Key Responsibilities
- Develop and maintain scalable data pipelines using PySpark and AWS services.
- Build robust ETL/ELT workflows for ingesting, transforming, and loading data from multiple sources.
- Design and manage data lakes and data warehouse solutions on AWS.
- Work with AWS services such as S3, Glue, EMR, Redshift, Lambda, Athena, IAM, and CloudWatch.
- Optimize Spark jobs for performance, scalability, and cost efficiency.
- Implement data quality, validation, and monitoring processes.
- Collaborate with business stakeholders, analysts, and architects to deliver data solutions.
- Support production deployments, troubleshooting, and performance tuning.

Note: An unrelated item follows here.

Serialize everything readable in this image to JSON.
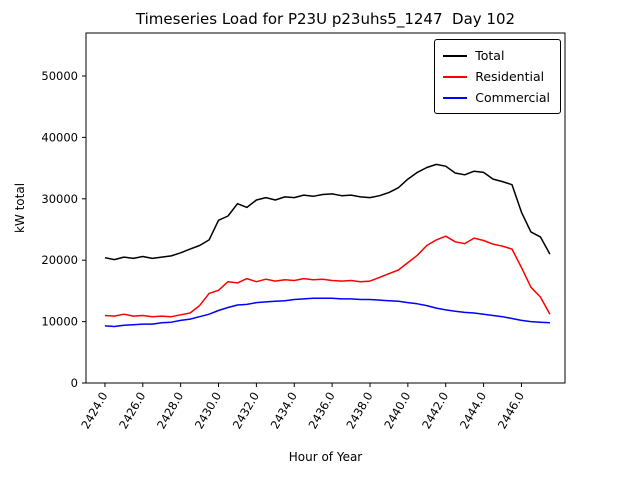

- Maintain technical documentation and follow data governance standards.
Required Skills
- 5+ years of Data Engineering experience.
- Strong hands-on experience with PySpark and Apache Spark.
- Extensive experience with AWS Cloud Services:
- S3
- Glue
- EMR
- Redshift
- Athena
- Lambda
- IAM
- CloudWatch
- Strong programming skills in Python.
- Advanced SQL development and query optimization skills.
- Experience building large-scale ETL/ELT pipelines.
- Knowledge of Data Warehousing and dimensional data modeling.
- Experience with Git and CI/CD practices.
Preferred Skills
- Experience with Databricks.
- Knowledge of Apache Airflow or AWS Step Functions.
- Experience with Kafka or real-time data processing.
- Exposure to Terraform and Infrastructure as Code (IaC).
- Experience with Snowflake or Lakehouse architectures.
- AWS Certification is highly desirable.